Aprendemos que precisamos amar as pessoas como a nós mesmos. Aprendemos também que a construção de relacionamentos amigáveis é fundamental para termos uma vida melhor; e que o bom relacionamento com o outro torna nossas vidas mais felizes. Podemos constatar que todas essas aprendizagens levam-nos ao altruísmo (a capacidade de nos colocarmos no lugar do outro e sentirmos suas dores e angústias). Isto de facto é fundamental para uma vida boa. Ao percorrermos mais profundamente nesta reflexão, poderemos perceber uma espécie de contrato ou trocas nos relacionamentos.

No trabalho por exemplo, fazemos contractos onde estabelecemos como devemos trabalhar e conviver dentro da empresa ou organização. Vejamos ainda os relacionamentos amorosos; podemos constatar que também baseiam-se em trocas de afetos entre os envolvidos. Entramos nos relacionamentos de modo a trocarmos afetos; o amante oferece seu amor para sua amada; e a amada, por sua vez, retribui seu amor para o amante. Duas pessoas unem-se para trocarem beijos, carinhos, palavras e prazeres, ao ponto que, quando uma das partes não corresponde a estas práticas afetivas, a relação se desfaz, ou seja, o contracto se desfaz.

Do mesmo modo, ao entrarmos em uma relação amigável com alguém, fazemos promessas de nunca trairmos e de nunca decepcionarmos este alguém. Ora, no momento em que somos tomados pelo desejo de loucura e, por alguma razão, traímos este alguém, a promessa que se fizera no início da relação quebra-se e o relacionamento se desfaz, ou seja, o contracto se desfaz.

      4. O CONTRA E SOCIEDADE

É importante realçar que este contrato nas relações é, na sua maior parte, inconsciente, afinal, ninguém entra num relacionamento com um papel onde são apontadas as cláusulas do contrato da relação, porém, isto não elimina o facto de existir um contracto. Por outro lado, os contractos nos relacionamentos também podem ser conscientes. São muitos os casais que antes de embarcarem numa relação amorosa, discutem quais devem ser seus limites dentro do relacionamento, o que nos leva a constatar que a Ética, a discussão da melhor forma de viver, não limita-se apenas à cidade como um todo, mas que acontece também nos relacionamentos conjugais.

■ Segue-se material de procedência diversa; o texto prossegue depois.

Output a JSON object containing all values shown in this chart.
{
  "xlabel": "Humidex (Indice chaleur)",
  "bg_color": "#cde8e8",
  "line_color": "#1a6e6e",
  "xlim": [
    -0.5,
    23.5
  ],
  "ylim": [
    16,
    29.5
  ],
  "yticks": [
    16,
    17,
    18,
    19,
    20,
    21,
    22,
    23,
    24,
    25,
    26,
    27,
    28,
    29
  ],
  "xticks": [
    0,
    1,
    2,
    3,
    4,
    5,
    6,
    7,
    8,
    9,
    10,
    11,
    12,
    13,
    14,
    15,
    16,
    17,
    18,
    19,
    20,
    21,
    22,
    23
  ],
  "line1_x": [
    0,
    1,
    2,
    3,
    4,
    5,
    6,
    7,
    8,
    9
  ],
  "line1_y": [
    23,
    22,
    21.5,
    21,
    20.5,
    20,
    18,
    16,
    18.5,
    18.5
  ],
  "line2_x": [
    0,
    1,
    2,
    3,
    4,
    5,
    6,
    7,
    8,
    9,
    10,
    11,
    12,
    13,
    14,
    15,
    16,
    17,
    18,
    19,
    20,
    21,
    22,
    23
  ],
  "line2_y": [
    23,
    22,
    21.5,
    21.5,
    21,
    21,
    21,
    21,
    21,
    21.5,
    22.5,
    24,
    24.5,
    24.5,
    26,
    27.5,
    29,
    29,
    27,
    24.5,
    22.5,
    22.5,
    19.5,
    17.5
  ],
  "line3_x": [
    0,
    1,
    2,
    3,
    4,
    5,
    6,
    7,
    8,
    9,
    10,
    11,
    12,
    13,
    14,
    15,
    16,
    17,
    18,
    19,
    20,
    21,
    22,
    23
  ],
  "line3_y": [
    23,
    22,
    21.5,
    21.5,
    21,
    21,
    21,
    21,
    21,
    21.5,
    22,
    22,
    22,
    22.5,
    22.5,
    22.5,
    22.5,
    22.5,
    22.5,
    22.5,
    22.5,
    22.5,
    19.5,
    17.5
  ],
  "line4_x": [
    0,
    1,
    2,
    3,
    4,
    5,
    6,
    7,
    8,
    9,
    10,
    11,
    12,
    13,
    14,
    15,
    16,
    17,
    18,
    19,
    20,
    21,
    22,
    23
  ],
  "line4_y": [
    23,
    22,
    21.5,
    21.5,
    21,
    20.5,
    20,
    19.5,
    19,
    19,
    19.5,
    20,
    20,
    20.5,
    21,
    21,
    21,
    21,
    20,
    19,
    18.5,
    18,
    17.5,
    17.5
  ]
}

Observamos assim que estamos o tempo todo a fazer contractos nos nossos relacionamentos afetivos, embora, muitas vezes, não estejamos conscientes disso. Nossa pretensão, ao entrarmos num relacionamento, é que o outro corresponda seu amor e sua amizade e que nós correspondamos também o amor e a amizade que o outro nos dá.

Ora, estabelecer parâmetros de convivência pode ser um bom caminho para as nossas relações, sobretudo nas relações conjugais. Conversar com a pessoa amada sobre como queremos conviver é sempre fundamental para que se construa uma relação mais sólida e harmoniosa. Estabelecer limites previne eventuais decepções, eventuais tristezas e eventuais traições dentro da relação, uma vez que já se conhece quando baixar o desejo da loucura e quando levantá-lo, o que chega, de certa maneira, a tornar nossos relacionamentos mais saudáveis.

      5. CONCLUSÃO

Neste sentido, percebe-se que os contractos não são feitos apenas em locais de trabalho ou em ambientes corporativos, mas que são feitos também nos nossos relacionamentos com os outros, mesmo que muitas vezes não estejamos conscientes disso. Todavia, os contractos acontecem. Estar consciente disso é fundamental na hora de se discutir sobre a melhor maneira de viver, o que torna os relacionamentos mais saudáveis e alegres.

      6. REFERÊNCIAS

Rousseau, Jean-Jacques. (1754). Discurso sobre a origem da desigualdade. eBookBrasil. [PDF].

Rousseau, Jean-Jacques. (1762). Do Contrato Social. eBookBrasil. [PDF].